His watch said 8.52 a.m.. They had entered that ten-minute open zone before nine, when the girls could be dropped off in the school playground. Carlyle knew that they wouldn’t be late, but they wouldn’t be early either.
‘Come on,’ he said gently. ‘We’d better get down there.’
‘Yes, Dad,’ Alice nodded, handing him the now-empty plastic tray and taking her apple juice from his hand. Draining the last of the juice, she handed the carton back to her father, the walking dustbin. Picking up her backpack, she headed in the direction of the stairs.
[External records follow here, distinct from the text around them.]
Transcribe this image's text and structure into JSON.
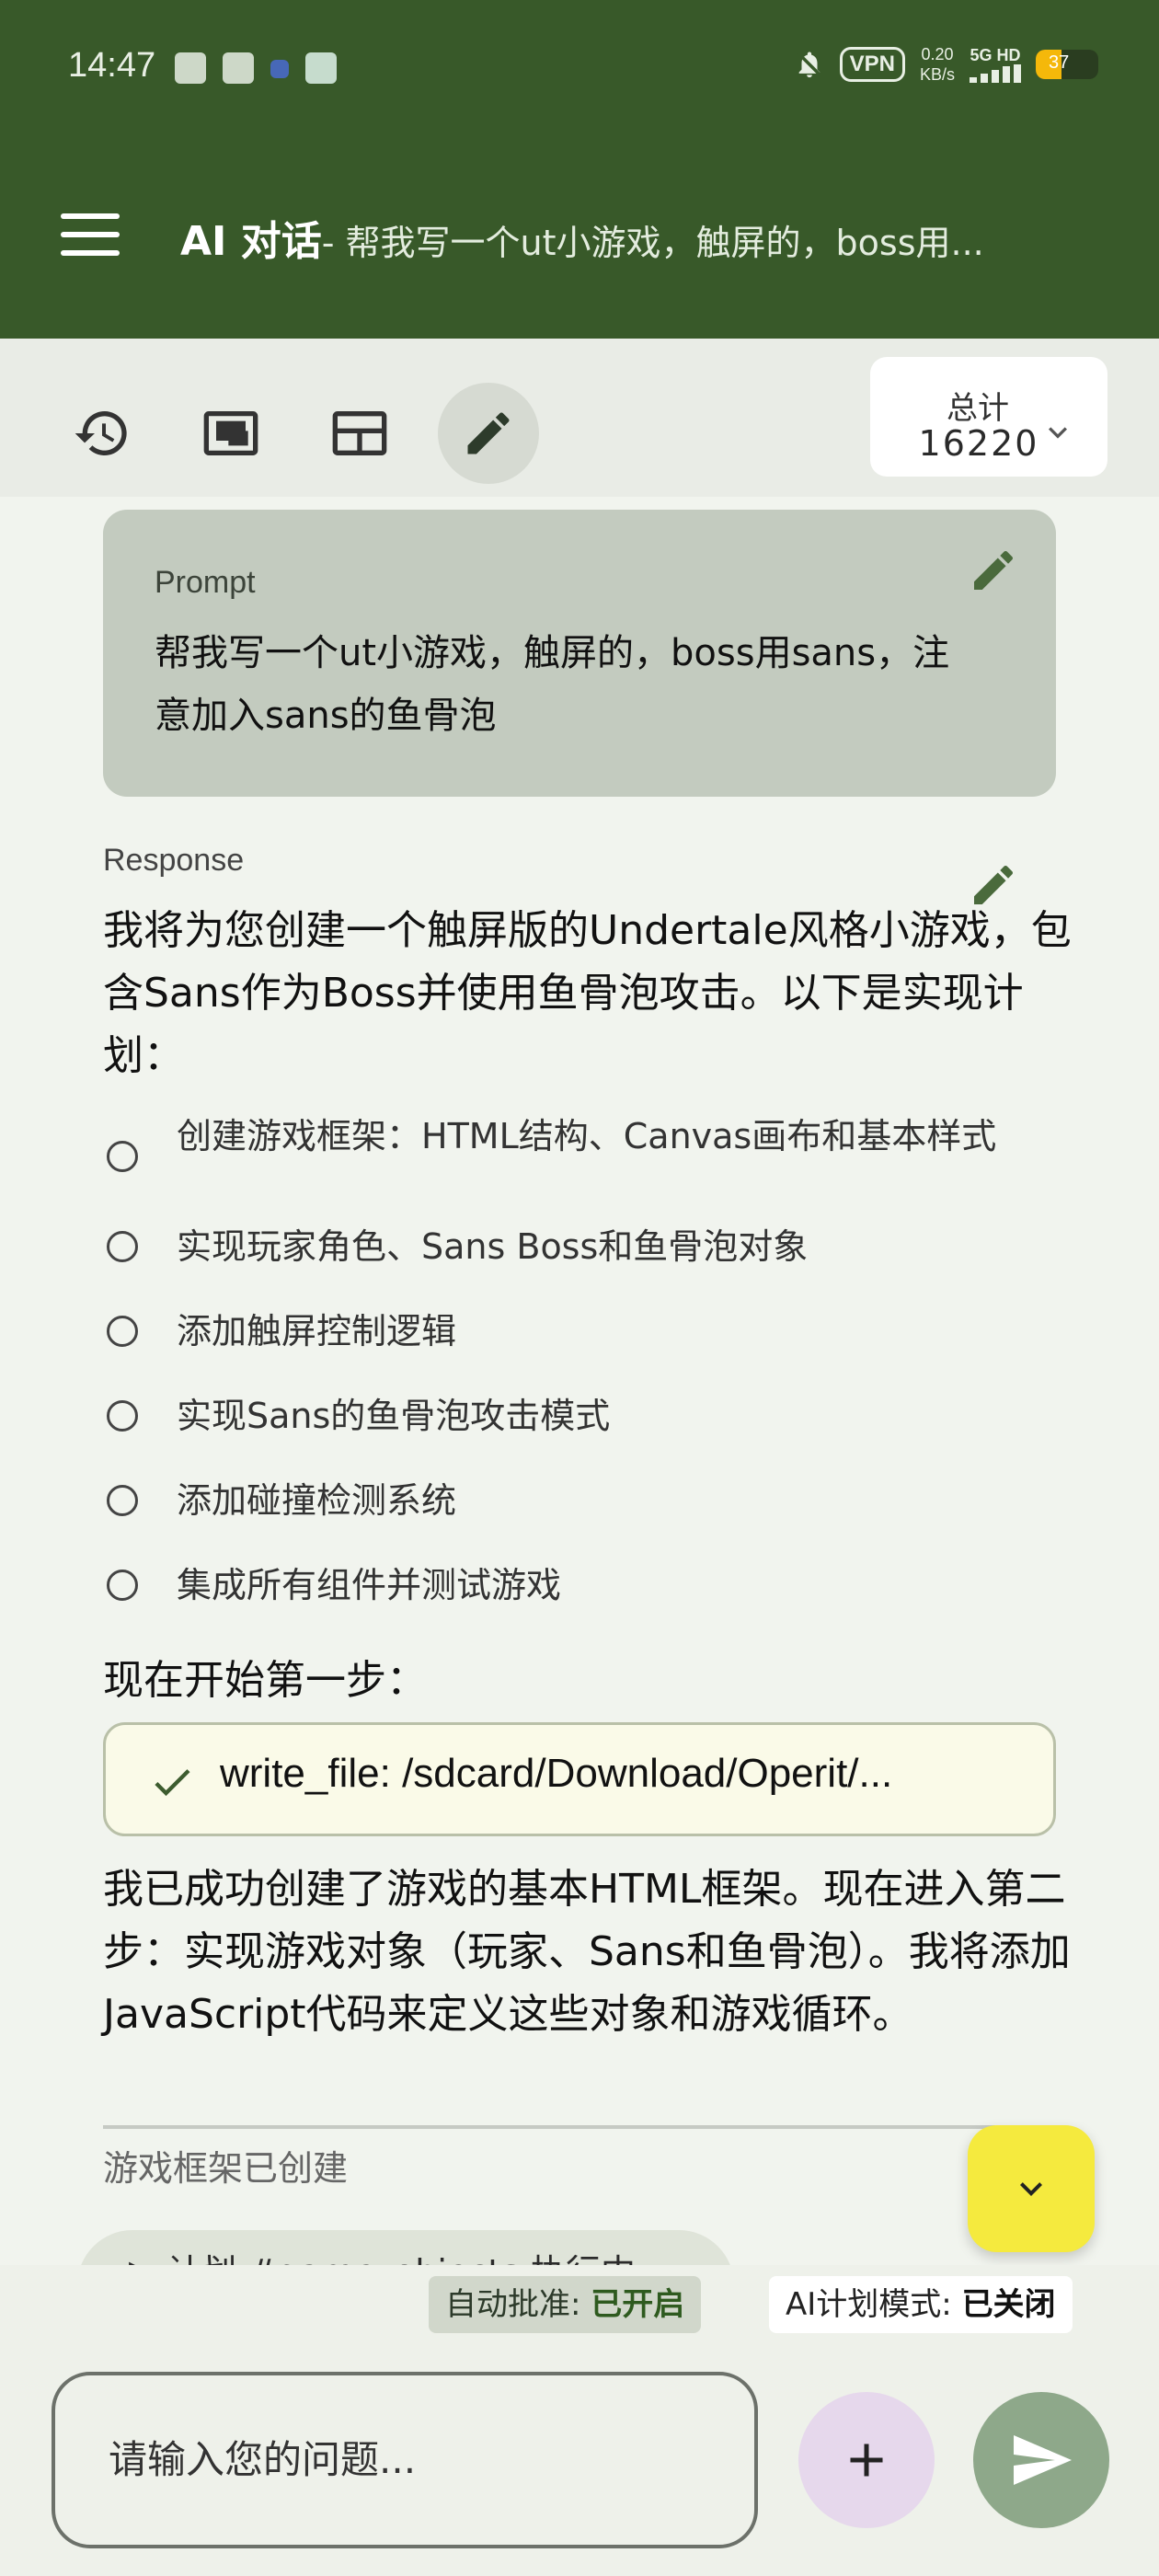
{
  "status_bar": {
    "time": "14:47",
    "vpn": "VPN",
    "speed_value": "0.20",
    "speed_unit": "KB/s",
    "network": "5G HD",
    "battery": "37"
  },
  "app_bar": {
    "title": "AI 对话",
    "subtitle": "- 帮我写一个ut小游戏，触屏的，boss用..."
  },
  "toolbar": {
    "totals_label": "总计",
    "totals_value": "16220"
  },
  "prompt": {
    "label": "Prompt",
    "text": "帮我写一个ut小游戏，触屏的，boss用sans，注意加入sans的鱼骨泡"
  },
  "response": {
    "label": "Response",
    "intro": "我将为您创建一个触屏版的Undertale风格小游戏，包含Sans作为Boss并使用鱼骨泡攻击。以下是实现计划：",
    "todos": [
      "创建游戏框架：HTML结构、Canvas画布和基本样式",
      "实现玩家角色、Sans Boss和鱼骨泡对象",
      "添加触屏控制逻辑",
      "实现Sans的鱼骨泡攻击模式",
      "添加碰撞检测系统",
      "集成所有组件并测试游戏"
    ],
    "step_text": "现在开始第一步：",
    "tool_call": "write_file: /sdcard/Download/Operit/...",
    "followup": "我已成功创建了游戏的基本HTML框架。现在进入第二步：实现游戏对象（玩家、Sans和鱼骨泡）。我将添加JavaScript代码来定义这些对象和游戏循环。",
    "plan_done": "游戏框架已创建",
    "plan_chip": "▶ 计划 #game_objects 执行中"
  },
  "bottom": {
    "auto_approve_label": "自动批准:",
    "auto_approve_value": "已开启",
    "plan_mode_label": "AI计划模式:",
    "plan_mode_value": "已关闭",
    "input_placeholder": "请输入您的问题..."
  },
  "colors": {
    "app_bar": "#385929",
    "prompt_card": "#c3cbbf",
    "tool_card_bg": "#fafae8",
    "fab_yellow": "#f5ea3e",
    "send_button": "#8ea88a",
    "plus_button": "#e6d8ec"
  },
  "icons": {
    "toolbar": [
      "history-icon",
      "picture-in-picture-icon",
      "layout-icon",
      "edit-pencil-icon"
    ],
    "totals": "chevron-down-icon",
    "tool_status": "check-icon",
    "scroll": "chevron-down-icon",
    "add": "plus-icon",
    "send": "send-icon"
  }
}
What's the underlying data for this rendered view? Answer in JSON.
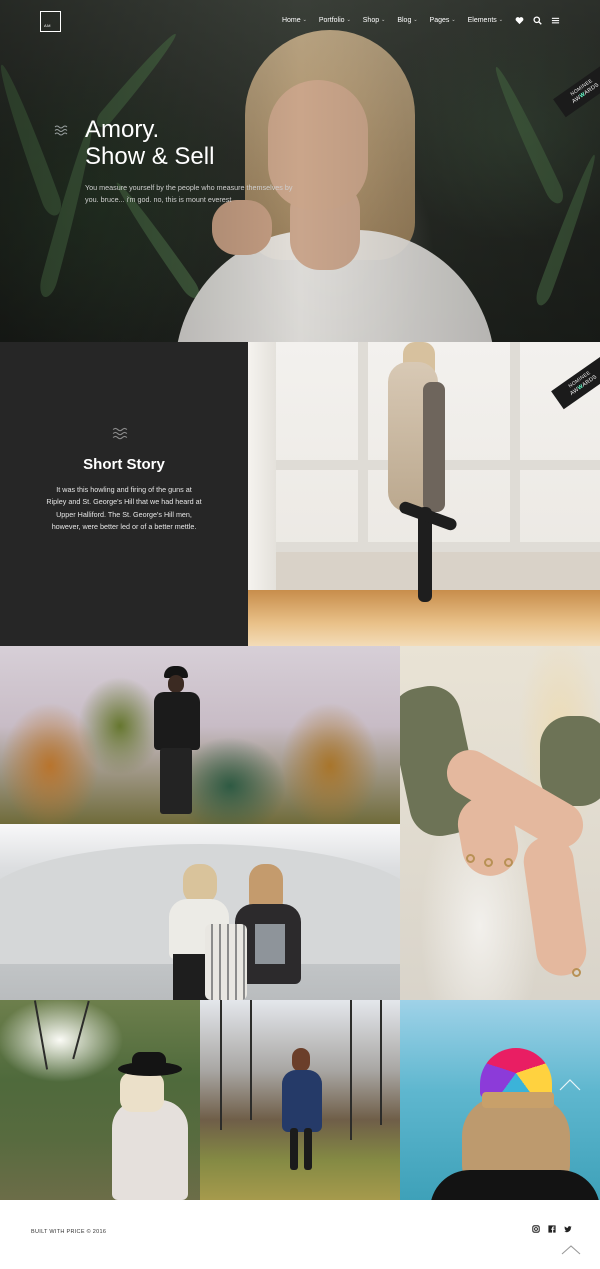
{
  "header": {
    "logo_text": "AM",
    "nav": [
      {
        "label": "Home",
        "has_submenu": true
      },
      {
        "label": "Portfolio",
        "has_submenu": true
      },
      {
        "label": "Shop",
        "has_submenu": true
      },
      {
        "label": "Blog",
        "has_submenu": true
      },
      {
        "label": "Pages",
        "has_submenu": true
      },
      {
        "label": "Elements",
        "has_submenu": true
      }
    ],
    "icons": [
      "heart-icon",
      "search-icon",
      "menu-icon"
    ],
    "submenu_glyph": "⌄"
  },
  "hero": {
    "title_line1": "Amory.",
    "title_line2": "Show & Sell",
    "text": "You measure yourself by the people who measure themselves by you. bruce... i'm god. no, this is mount everest"
  },
  "award": {
    "top": "NOMINEE",
    "bottom_prefix": "AW",
    "bottom_accent": "W",
    "bottom_suffix": "ARDS"
  },
  "story": {
    "title": "Short Story",
    "text": "It was this howling and firing of the guns at Ripley and St. George's Hill that we had heard at Upper Halliford. The St. George's Hill men, however, were better led or of a better mettle."
  },
  "footer": {
    "copyright": "BUILT WITH PRICE © 2016",
    "social": [
      "instagram-icon",
      "facebook-icon",
      "twitter-icon"
    ]
  },
  "colors": {
    "story_bg": "#262626",
    "award_bg": "#1b1b1b",
    "award_accent": "#66ffcc"
  }
}
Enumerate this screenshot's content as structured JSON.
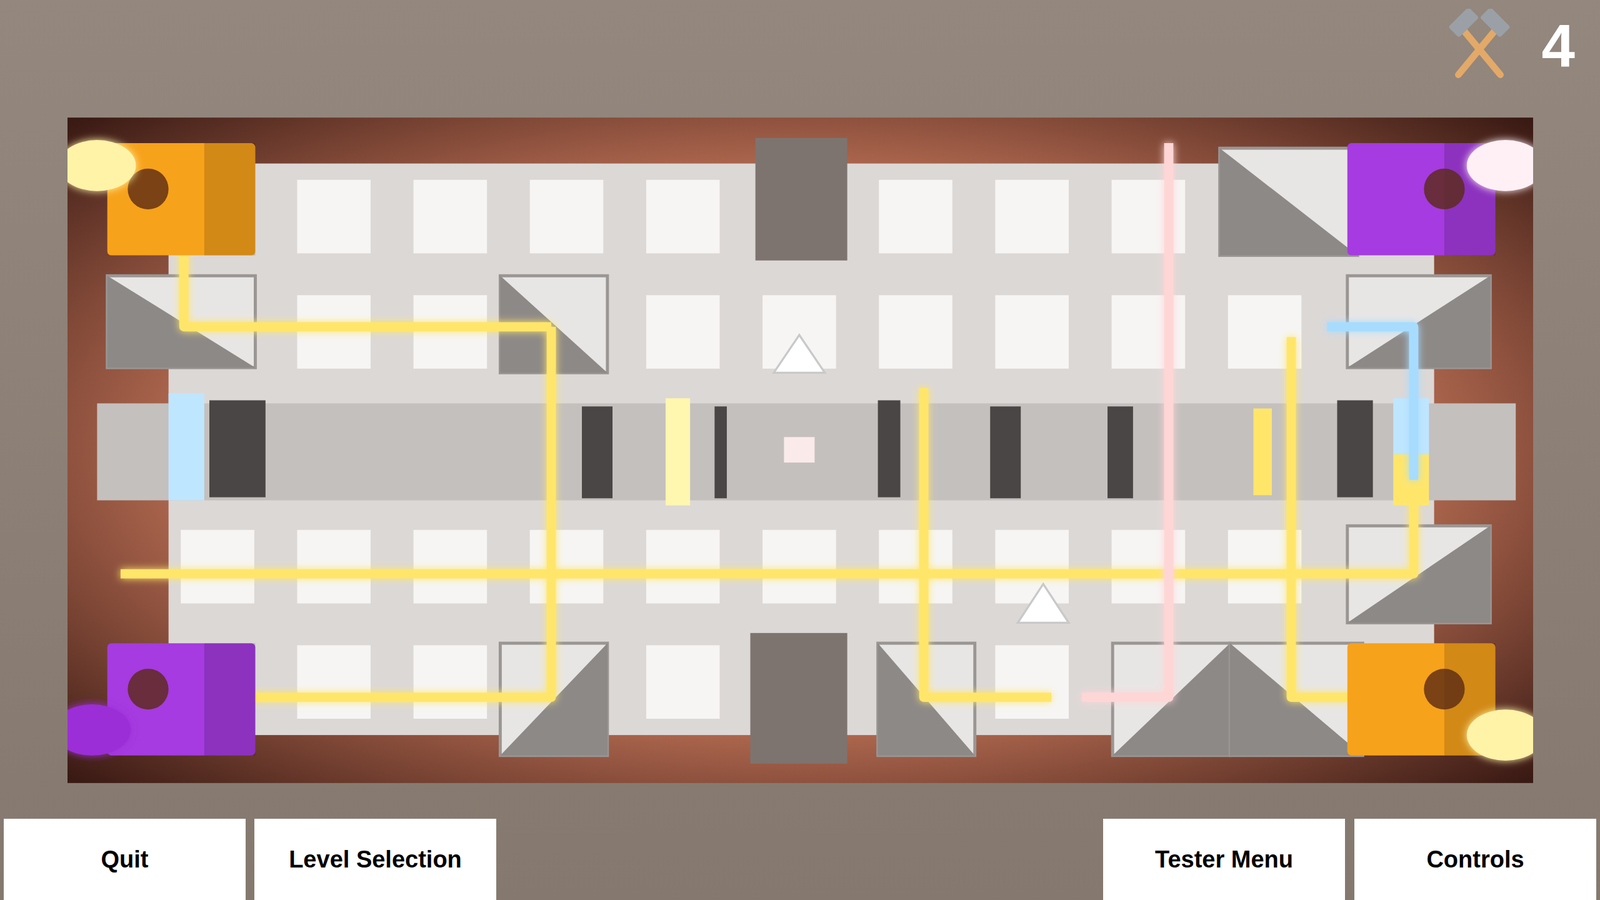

Carlyle followed behind, hands full, no waste bin in sight – just in case some terrorist decided to hide a bomb in it, the better to take out the Helmut & Karl collection? ‘Careful on the stairs,’ he called automatically.
‘Yes, Dad!’ replied an exasperated little voice, as its owner disappeared from view.
Back on ground level, they stood in front of the extremely over-monikered St Giles-without-Cripplegate church. Named after the patron saint of beggars and cripples, it was one of the few medieval churches left in the City of London, having survived both the Great Fire of 1666 and the Blitz. Under the benign gaze of the saint himself, out of sight of the school gate, Carlyle gave his daughter kiss. This was the agreed spot for final shows of parental affection, being deemed far enough away from the entrance so that Alice wouldn’t be embarrassed in front of her friends.